Janet grinned wickedly. "I don't know when or how Julianne Thompson met her, whether it was before or on that flight, but somehow, she pulled a switcheroo."
Jon blinked. "You mean....the woman who died in London...."
"Was Clarissa van Dorn." Janet nodded. "Once we made a connection between the two women, we were able to pull some of those finger prints we couldn't explain from the jewelry on the body. Clarissa was never fingerprinted, but her family still had some personal items of hers, and we were able to pull some partial prints from them. The van Dorn family identified the same pieces of jewelry that Pamela Thompson said didn't belong to Julianne. I understand now why she was alarmed....the kind of jewelry that Clarissa wore as a habit was way too expensive for Julianne to ever have been able to purchase on her own, unless she was doing something illegal.
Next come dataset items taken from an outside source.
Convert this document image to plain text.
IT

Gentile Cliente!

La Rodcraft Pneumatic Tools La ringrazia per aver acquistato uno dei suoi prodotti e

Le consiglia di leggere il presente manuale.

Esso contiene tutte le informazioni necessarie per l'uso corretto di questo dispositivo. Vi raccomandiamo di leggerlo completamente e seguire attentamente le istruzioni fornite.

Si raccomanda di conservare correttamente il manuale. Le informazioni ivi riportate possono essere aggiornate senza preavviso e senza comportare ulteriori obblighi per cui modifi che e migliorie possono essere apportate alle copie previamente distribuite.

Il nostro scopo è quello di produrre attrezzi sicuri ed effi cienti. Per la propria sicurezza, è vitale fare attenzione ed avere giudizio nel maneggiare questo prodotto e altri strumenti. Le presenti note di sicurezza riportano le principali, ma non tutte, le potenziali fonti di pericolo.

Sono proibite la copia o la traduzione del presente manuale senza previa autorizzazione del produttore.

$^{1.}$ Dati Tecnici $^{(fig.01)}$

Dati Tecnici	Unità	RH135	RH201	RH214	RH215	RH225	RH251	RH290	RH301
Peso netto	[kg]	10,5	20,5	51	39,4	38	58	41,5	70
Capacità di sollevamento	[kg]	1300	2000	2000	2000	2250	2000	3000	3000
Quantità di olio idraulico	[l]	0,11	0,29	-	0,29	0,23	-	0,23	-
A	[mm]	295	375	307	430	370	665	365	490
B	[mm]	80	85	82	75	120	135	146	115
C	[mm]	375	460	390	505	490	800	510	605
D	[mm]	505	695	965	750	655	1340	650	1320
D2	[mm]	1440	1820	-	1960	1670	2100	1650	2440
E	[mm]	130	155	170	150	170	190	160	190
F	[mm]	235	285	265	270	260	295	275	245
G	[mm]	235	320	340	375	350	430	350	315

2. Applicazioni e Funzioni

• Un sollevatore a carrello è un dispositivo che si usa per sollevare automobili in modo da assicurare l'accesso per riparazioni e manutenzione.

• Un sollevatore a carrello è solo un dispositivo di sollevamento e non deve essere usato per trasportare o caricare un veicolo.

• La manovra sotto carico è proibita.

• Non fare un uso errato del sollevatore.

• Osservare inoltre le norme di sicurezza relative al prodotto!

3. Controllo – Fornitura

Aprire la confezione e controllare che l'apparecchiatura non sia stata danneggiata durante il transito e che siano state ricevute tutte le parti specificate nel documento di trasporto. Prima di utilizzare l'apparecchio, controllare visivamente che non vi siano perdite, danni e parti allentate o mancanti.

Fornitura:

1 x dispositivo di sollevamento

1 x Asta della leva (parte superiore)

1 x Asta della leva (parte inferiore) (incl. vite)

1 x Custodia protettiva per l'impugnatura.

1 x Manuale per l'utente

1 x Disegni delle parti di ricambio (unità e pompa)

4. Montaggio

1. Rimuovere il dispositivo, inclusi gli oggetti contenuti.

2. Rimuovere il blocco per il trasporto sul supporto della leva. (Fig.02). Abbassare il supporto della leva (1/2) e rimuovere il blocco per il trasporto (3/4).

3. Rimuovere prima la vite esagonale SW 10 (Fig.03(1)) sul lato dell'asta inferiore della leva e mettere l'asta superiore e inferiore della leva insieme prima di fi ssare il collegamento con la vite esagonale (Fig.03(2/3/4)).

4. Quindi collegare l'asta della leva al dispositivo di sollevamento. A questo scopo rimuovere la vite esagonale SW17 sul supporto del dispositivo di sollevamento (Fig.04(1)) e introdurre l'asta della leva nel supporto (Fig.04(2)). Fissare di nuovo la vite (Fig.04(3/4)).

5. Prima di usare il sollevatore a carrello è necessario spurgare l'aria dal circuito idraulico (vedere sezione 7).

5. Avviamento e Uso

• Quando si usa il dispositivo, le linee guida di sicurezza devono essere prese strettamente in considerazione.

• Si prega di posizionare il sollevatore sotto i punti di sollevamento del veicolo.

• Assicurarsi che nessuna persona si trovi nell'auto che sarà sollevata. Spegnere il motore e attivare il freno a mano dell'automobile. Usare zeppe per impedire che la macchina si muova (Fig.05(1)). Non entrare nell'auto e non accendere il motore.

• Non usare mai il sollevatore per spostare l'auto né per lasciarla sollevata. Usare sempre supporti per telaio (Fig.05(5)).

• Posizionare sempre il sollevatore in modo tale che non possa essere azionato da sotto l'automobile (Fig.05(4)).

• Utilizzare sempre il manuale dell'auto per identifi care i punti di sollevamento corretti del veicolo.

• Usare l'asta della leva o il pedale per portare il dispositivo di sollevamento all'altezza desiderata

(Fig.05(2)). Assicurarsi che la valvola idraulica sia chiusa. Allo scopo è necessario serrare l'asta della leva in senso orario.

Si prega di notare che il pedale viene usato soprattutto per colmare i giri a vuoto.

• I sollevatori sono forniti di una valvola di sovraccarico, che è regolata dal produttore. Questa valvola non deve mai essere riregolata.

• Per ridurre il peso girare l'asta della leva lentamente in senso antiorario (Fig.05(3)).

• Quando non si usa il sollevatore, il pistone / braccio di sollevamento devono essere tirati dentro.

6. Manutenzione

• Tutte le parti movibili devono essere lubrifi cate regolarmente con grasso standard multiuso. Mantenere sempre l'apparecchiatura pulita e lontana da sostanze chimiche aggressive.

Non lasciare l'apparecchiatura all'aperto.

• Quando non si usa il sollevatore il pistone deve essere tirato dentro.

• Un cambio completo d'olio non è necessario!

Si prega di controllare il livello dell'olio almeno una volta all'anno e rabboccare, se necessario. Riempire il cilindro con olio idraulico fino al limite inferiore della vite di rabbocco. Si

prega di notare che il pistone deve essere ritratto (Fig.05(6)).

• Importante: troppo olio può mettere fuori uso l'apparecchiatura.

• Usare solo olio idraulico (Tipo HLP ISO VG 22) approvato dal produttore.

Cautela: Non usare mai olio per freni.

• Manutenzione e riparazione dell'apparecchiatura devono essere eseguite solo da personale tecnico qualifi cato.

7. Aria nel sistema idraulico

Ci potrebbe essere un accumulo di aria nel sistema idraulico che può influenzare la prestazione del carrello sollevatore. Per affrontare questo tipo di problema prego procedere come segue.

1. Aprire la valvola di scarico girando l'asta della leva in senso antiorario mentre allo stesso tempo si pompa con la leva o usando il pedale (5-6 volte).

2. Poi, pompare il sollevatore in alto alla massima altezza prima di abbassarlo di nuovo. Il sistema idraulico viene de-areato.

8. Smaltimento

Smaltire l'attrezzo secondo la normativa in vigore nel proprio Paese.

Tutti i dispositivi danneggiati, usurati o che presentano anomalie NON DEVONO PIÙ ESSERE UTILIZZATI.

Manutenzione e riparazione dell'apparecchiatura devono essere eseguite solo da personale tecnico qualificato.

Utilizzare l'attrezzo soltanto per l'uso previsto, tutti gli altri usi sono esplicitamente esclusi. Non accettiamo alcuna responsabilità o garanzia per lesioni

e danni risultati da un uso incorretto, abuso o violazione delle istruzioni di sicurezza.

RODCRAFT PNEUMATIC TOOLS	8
"Drugs and alcohol....the police assumed that it was either a wild American girl who didn't know what she could handle, or possibly a suicide," Max told Jon. "But I'm guessing that it was murder, plain and simple. Either way, Julianne planted her ID on the body, and took Clarissa's ID and passport. With Clarissa's money, it would have been simple to make contact with the London criminal underground, and pay someone to have her passport altered so that the difference in their height and appearance wouldn't be an issue.
"And the rest we know," Janet continued. "As Clarissa van Dorn, high-living American heiress, Julianne toured Europe, avoiding Paragon City and the van Dorn family, until she met Count Crey and married him....under a false name."
"And it wasn't even a year later that he fell into a mysterious coma," Jon mused aloud.
"Exactly. If she was capable of murder, she was certainly capable of utilizing Crey's own pharmaceutical company to find the exact drugs she wanted. She could keep Crey in a coma for decades, and no one would be the wiser, and even his family couldn't touch her or any of his holdings. As long as he's alive, his will has no relevance."
Jon whistled, then stopped and stared off into the distance. He shivered suddenly.
Janet noticed it. "What? What is it, Jon?"
"Oh, nothing. Just something about being unconscious for decades...."
"Oh." She sobered. "Your lost years, Jon?" she said gently.
He signed, shook his head. "It's not important. It just....kind of hit me, there, for a second."
"Jon, this is the biggest break we've ever had against the countess," Max pointed out. "We may even be able to convict her for murder."
The scrapper pushed his feelings aside, smiled at the two agents. "Good. Excellent. Let's go get her.
"You two are the brains of this operation, I'm the legs. What do you want me to do?"